Just like Nana Oforiwaa said it would.
“Anyone can learn to wait,” she said. “The courage you must find yourself.” This was her idea. The story that protected him and Nana Oforiwaa—that she would teach him how to wait; everything else he’d do himself.
“You have to be brave,” she said.
He knew, he said, and that he’d try.
She said, “Right now in your life you only have to want things badly enough to get them.”
These were snatched conversations, exchanges that happened in between—between other conversations, between other people coming and leaving, in brief moments of privacy—at least at first.
She told him, “The things you want are easy. Everyone gets them in the end, even if it doesn’t seem that way to you.
“You’ll see,” she said, and that probably he needed to get some of the things in life that were easy before he learned to want the things he couldn’t have.
“Maybe,” he said, “maybe that’s right,” because he felt she wanted him to agree with her, that she had a need for that. But really he wondered what she meant by this, because it seemed to him that Nana Oforiwaa generally did get what she wanted, and if she wanted that he’d have Celeste, then that is what he’d have.
Which in the end is how it was.
As well as for what Nana Oforiwaa wanted on her own account. The time she asked he spend with her. Keeping her informed, she said. That was how it starte
d. As a condition for her help. Not the details at first. Although later, the details too. About where he went with her niece, and what he was doing, and what it was like, and where he might be at such and such a time.
And later other things, for which he didn’t readily have proper words, and felt less easy sharing. But Nana Oforiwaa said she could always ask her niece. Which in fact was what she ought to do, she said, that she had a responsibility. Women spoke together of such things. And he knew that would mean telling—about what she already knew, and how; and about what he gave Nana Oforiwaa—and not unwillingly, Nana Oforiwaa reminded him, he was not unwilling in these things, and he had to agree.

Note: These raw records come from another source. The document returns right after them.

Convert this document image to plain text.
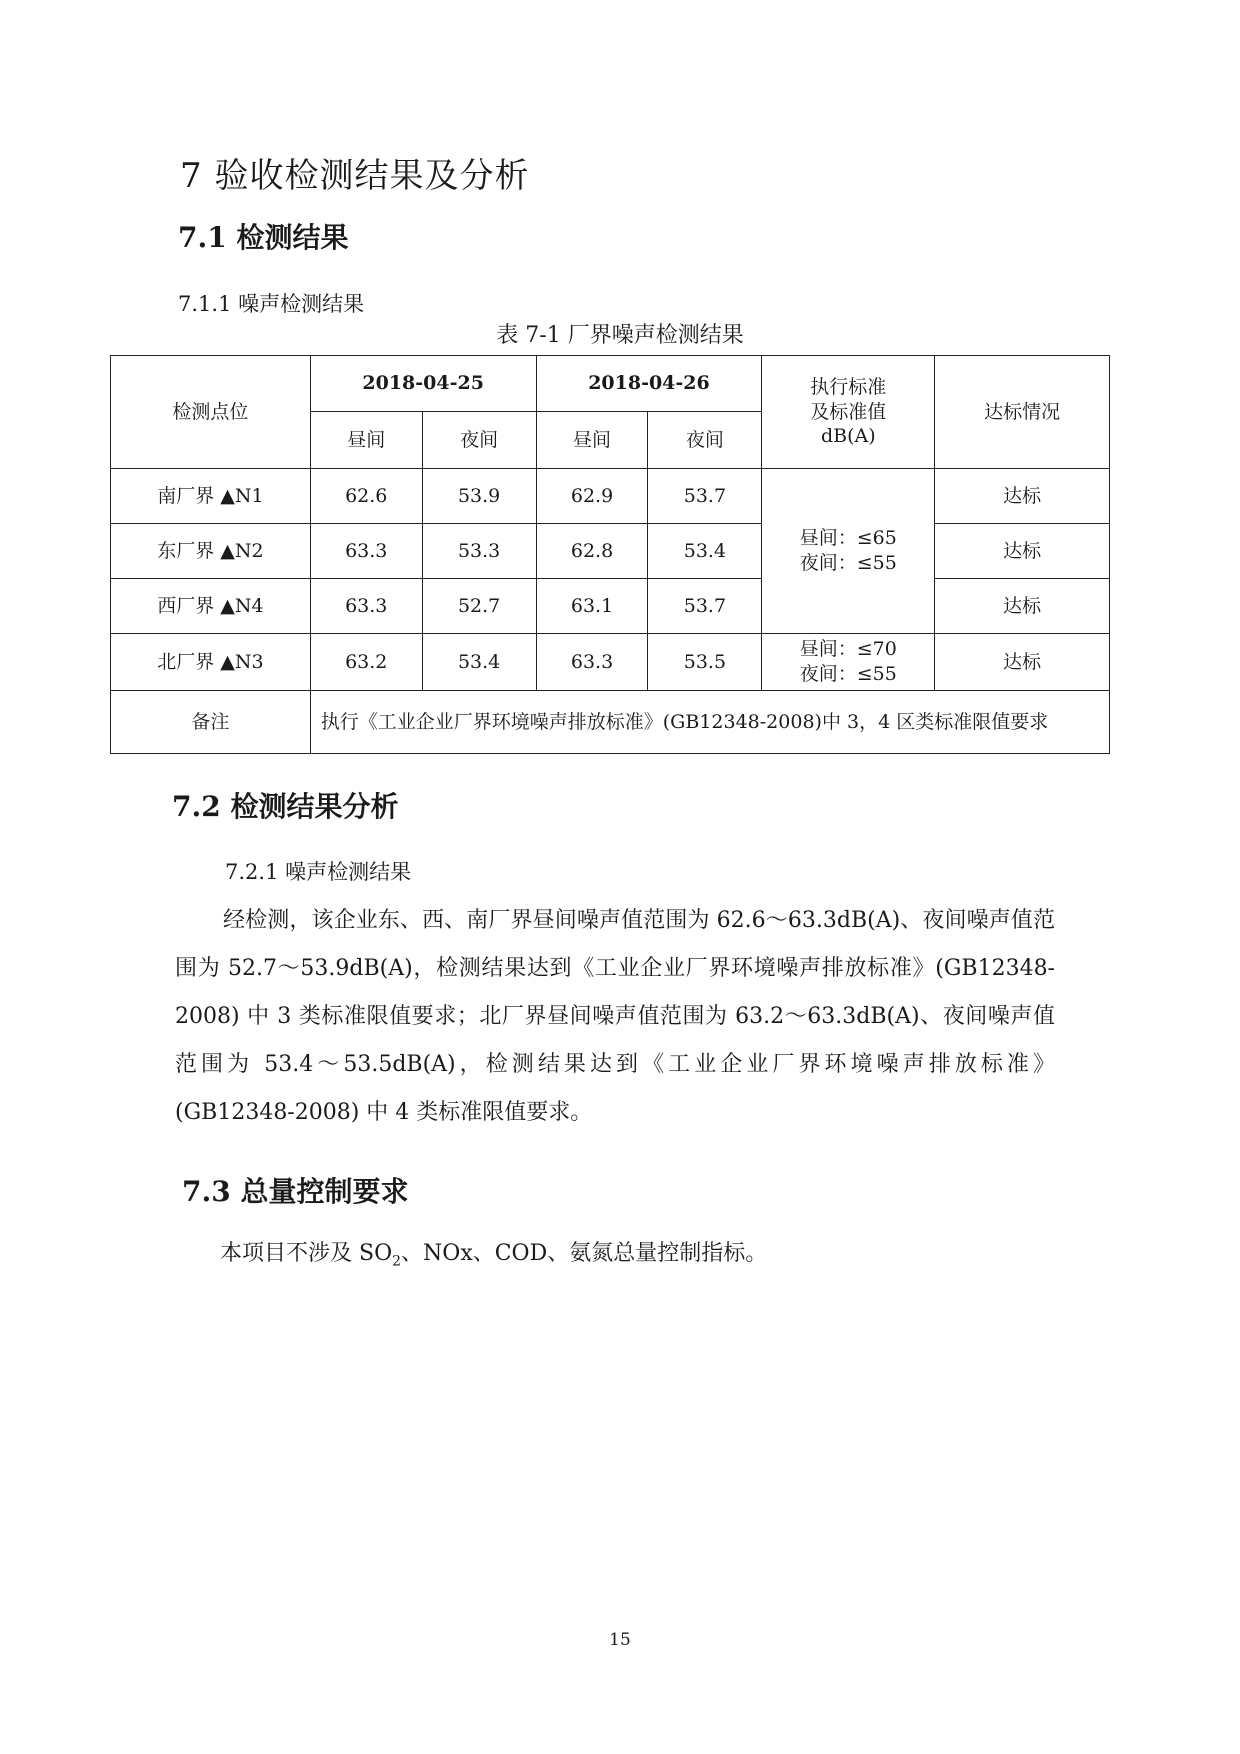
7 验收检测结果及分析
7.1 检测结果
7.1.1 噪声检测结果
表 7-1 厂界噪声检测结果
检测点位	2018-04-25		2018-04-26		执行标准
及标准值
dB(A)	达标情况
	昼间	夜间	昼间	夜间		
南厂界 ▲N1	62.6	53.9	62.9	53.7	昼间：≤65
夜间：≤55	达标
东厂界 ▲N2	63.3	53.3	62.8	53.4		达标
西厂界 ▲N4	63.3	52.7	63.1	53.7		达标
北厂界 ▲N3	63.2	53.4	63.3	53.5	昼间：≤70
夜间：≤55	达标
备注	执行《工业企业厂界环境噪声排放标准》(GB12348-2008)中 3，4 区类标准限值要求					
7.2 检测结果分析
7.2.1 噪声检测结果
经检测，该企业东、西、南厂界昼间噪声值范围为 62.6～63.3dB(A)、夜间噪声值范围为 52.7～53.9dB(A)，检测结果达到《工业企业厂界环境噪声排放标准》(GB12348-2008) 中 3 类标准限值要求；北厂界昼间噪声值范围为 63.2～63.3dB(A)、夜间噪声值范围为 53.4～53.5dB(A)，检测结果达到《工业企业厂界环境噪声排放标准》(GB12348-2008) 中 4 类标准限值要求。
7.3 总量控制要求
本项目不涉及 $SO_2$、NOx、COD、氨氮总量控制指标。
15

No, it wouldn’t be necessary to tell Celeste, he said to her, it wasn’t necessary that Celeste know anything. In addition to which Nana Oforiwaa had a way of putting him at ease. Through her approval of him, through her affection. She inspired trust, confidence. And he was grateful to her.
As Nana Oforiwaa was grateful for him too. He was her consolation, she would say.
For what?
She wouldn’t elaborate, would just repeat herself and smile sadly.
Some things Nana Oforiwaa hinted at, the least important things.
“She is so much like her mother,” Nana Oforiwaa would say bitterly of her niece in unguarded moments.
“How?” he tried to discover.
But it was not a topic she would broach.
“No, Edward,” she said, “we do not talk about that. We do not.”
Celeste herself knew nothing of her mother that was not from Nana Oforiwaa. Her mother had died in childbirth.
And Celeste’s father, Nana Oforiwaa once told him, confidingly, but in a way that forbade the prospect of any further discussion, “her father died afterwards of grief.”
From what Nana Oforiwaa said, he could see that she felt she’d lost a lot in her life. In the first place, because of her brother. But more recently, because of Celeste.
This she never said aloud. But he knew. He’d observed Nana Oforiwaa long enough to understand.